Setembro amarelo

Estudantes desenvolvem cadeira especial para colega participar de aulas de campo

Os estudantes do 3º período do curso de Geografia desenvolveram uma cadeira especial para que o colega Matheus Zatta Foratini possa participar das aulas de campo, muito comuns nas disciplinas do curso. Matheus é cadeirante e apresenta severas dificuldades de locomoção. Segundo os colegas, a ideia surgiu porque a cadeira de rodas convencional não permite a locomoção pelas trilhas onde as aulas são frequentemente ministradas.

O desafio de desenvolver a cadeira foi feito pelo professor Eberval Marchioro, dentro da disciplina Práticas Especiais de Ensino em Geomorfologia, cuja proposta é pensar alternativas para que alunos com necessidades especiais possam ser inseridos de forma plena em todas as atividades e facilitar a acessibilidade aos conteúdos das disciplinas do curso de Geografia.

Segundo a estudante Piettra Ramos, colega de turma de Matheus, eles começaram a procurar na internet modelos de cadeira que pudessem se adaptar às trilhas que eles percorrem nas atividades de campo. “Encontramos esse modelo que um marido desenvolveu para a esposa cadeirante fazer trilhas no Rio de Janeiro. Fizemos algumas adaptações e ver o resultado disso dando certo é muito especial. Matheus tinha uma expectativa de vida de apenas 18 anos. Ele já está com 20 anos e sempre quis fazer o curso de Geografia. Estamos todos muito felizes”, comemorou Pietra. “Desde pequeno eu gosto de Geografia. Estou gostando muito do curso e a minha relação com a turma é muito boa. A cadeira vai me ajudar muito a participar de todas as atividades”, disse Matheus.

Cadeira

A cadeira foi construída pelo pai do estudante, Jorge Thadeu Foratini, com a ajuda de um sobrinho, usando materiais recicláveis e doações feitas pelos colegas do curso. Jorge era caminhoneiro, mas deixou a profissão para se dedicar aos cuidados com o filho. Um grupo de estudantes da disciplina ministrada pelo professor Marchioro encontrou o modelo da cadeira na internet sendo vendida por cerca de R$ 5 mil. Com as doações e as adaptações, a cadeira feita para o Matheus foi construída com R$ 980.

A cadeira possui somente uma roda e tem uma série de recursos que permitem aos colegas autonomia na condução, como o sistema de frenagem similar ao da bicicleta; o encosto móvel, que permite a movimentação do tronco; e os ´descansadores´reguláveis, que permitem aos condutores deixarem a cadeira estática sem nenhum esforço. De acordo com o pai de Matheus, a cadeira ficará na Ufes para auxiliar outros estudantes que necessitem dela em suas atividades extraclasse. 

Matheus tem uma doença degenerativa chamada Distrofia Muscular de Duchenne, que vai paralisando os movimentos do corpo progressivamente. O professor Eberval Marchioro destaca a importância desta atividade para os estudantes. “Desenvolver estratégias para facilitar a aprendizagem e fazer a transposição didática dos conteúdos da Geomorfologia, responsável pelo estudo das formas superficiais de relevo, é fundamental para os estudantes. E não é somente para quem possui alguma necessidade especial. No ano passado, por exemplo, criamos histórias em quadrinhos para explicar Geomorfologia para alunos do ensino fundamental”, enfatizou Marchioro.
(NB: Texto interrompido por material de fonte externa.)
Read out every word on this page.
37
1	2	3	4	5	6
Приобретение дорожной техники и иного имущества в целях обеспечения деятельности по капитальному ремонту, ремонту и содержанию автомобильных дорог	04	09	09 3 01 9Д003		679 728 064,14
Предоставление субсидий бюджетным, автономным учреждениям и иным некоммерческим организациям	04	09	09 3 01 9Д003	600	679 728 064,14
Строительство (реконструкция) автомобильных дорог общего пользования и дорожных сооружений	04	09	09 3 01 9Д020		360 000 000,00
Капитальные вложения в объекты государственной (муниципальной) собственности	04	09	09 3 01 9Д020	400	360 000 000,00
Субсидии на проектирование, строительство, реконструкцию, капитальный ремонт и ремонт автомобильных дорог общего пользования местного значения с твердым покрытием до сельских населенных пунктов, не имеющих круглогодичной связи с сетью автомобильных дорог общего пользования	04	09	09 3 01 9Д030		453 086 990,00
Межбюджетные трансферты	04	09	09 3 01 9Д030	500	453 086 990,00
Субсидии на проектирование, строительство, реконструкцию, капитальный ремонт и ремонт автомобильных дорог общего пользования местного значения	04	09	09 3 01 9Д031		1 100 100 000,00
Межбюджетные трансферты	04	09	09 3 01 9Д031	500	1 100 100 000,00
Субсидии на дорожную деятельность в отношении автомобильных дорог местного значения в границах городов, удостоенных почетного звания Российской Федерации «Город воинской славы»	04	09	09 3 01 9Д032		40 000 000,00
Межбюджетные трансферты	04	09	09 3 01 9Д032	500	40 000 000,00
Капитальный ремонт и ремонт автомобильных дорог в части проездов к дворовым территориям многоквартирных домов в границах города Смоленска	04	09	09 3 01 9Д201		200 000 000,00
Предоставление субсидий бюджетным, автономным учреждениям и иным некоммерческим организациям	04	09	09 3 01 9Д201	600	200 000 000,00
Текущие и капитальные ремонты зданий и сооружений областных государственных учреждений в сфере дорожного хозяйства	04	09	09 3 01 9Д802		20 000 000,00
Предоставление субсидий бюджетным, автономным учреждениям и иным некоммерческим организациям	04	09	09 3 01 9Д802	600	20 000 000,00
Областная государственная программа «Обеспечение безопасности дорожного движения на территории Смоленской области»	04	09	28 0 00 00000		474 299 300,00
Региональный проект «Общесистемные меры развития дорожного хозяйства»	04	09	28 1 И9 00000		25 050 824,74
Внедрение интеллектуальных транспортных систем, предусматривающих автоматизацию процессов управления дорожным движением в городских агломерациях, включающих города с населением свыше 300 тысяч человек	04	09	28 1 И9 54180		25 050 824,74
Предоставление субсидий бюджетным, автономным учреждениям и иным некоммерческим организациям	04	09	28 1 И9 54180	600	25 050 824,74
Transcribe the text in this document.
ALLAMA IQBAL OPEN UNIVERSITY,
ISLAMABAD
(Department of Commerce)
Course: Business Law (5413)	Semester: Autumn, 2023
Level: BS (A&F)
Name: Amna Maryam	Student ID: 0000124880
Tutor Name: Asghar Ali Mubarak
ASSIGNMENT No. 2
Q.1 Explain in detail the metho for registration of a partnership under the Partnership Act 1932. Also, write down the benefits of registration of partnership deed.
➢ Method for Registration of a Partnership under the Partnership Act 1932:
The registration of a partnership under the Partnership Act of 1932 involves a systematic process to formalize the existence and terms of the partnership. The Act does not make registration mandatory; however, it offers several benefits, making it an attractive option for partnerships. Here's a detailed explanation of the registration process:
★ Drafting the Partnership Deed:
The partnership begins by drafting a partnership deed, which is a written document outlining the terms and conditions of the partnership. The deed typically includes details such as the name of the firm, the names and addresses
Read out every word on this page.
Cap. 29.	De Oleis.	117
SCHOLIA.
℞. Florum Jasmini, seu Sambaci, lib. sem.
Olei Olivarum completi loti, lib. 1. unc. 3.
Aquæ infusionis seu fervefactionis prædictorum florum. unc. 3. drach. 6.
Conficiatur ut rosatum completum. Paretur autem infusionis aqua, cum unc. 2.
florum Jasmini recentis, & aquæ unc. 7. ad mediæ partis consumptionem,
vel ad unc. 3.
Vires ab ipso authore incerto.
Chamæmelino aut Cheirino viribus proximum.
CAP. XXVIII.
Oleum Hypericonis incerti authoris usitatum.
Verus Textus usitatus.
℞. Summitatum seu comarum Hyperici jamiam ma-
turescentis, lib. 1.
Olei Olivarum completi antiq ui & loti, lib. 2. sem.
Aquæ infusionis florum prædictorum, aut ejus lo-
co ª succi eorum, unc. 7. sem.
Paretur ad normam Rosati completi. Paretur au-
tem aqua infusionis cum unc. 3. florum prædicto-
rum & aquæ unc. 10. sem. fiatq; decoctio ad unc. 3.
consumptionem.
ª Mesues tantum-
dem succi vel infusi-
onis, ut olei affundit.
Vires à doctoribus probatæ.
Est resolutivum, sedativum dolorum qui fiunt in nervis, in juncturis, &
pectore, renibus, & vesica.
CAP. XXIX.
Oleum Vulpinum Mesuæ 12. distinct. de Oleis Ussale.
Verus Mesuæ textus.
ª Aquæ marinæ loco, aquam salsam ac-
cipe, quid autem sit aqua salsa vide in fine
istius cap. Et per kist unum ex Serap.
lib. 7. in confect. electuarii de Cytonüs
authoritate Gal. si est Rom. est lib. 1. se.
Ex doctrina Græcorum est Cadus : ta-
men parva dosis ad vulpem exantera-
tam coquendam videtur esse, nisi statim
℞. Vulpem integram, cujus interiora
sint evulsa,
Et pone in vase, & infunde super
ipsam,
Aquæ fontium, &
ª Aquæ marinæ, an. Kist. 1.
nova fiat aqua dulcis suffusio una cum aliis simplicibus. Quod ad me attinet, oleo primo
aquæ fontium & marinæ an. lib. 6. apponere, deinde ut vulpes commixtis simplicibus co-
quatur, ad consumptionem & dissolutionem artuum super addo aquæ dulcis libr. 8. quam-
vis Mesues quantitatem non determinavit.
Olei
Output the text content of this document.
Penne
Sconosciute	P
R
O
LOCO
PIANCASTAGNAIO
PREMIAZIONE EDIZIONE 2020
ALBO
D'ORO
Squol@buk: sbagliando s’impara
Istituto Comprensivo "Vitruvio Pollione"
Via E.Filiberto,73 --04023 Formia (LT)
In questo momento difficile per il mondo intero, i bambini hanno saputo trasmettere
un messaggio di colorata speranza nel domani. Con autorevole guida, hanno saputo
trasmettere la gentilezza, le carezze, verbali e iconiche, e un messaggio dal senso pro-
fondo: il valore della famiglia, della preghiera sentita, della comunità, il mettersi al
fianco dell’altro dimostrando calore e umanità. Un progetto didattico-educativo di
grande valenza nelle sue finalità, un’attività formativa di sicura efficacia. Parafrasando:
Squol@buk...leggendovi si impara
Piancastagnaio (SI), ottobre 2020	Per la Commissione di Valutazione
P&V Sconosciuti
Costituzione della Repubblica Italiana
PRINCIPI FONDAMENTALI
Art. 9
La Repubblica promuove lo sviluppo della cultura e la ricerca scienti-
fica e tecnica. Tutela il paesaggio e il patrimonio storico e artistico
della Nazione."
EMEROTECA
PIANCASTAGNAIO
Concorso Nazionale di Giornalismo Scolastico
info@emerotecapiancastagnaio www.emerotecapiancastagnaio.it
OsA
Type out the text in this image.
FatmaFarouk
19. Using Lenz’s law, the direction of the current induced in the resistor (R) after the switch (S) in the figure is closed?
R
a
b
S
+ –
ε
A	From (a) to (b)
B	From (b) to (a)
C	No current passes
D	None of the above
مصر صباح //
Ele atualmente coordena o Laboratório de Monitoramento e Modelagem de Sistemas Ambientais, do Departamento de Geografia, que desenvolve pesquisas em Geomorfologia e Hidrologia.

A doença

Em seu site, o médico cancerologista Drauzio Varella explica que a Distrofia Muscular de Duchenne é uma doença genética de caráter recessivo, ligada ao cromossomo X, degenerativa e incapacitante. Só os meninos desenvolvem essa enfermidade, que se caracteriza pela ausência de uma proteína essencial para a integridade do músculo, que vai degenerando progressivamente.

O quadro vai se agravando até o comprometimento atingir toda a musculatura esquelética e surgirem problemas cardíacos e respiratórios. A grande esperança de tratamento para os portadores da distrofia de Duchenne está no potencial das células-tronco embrionárias para formar os tecidos necessários para substituir o músculo que está se degenerando.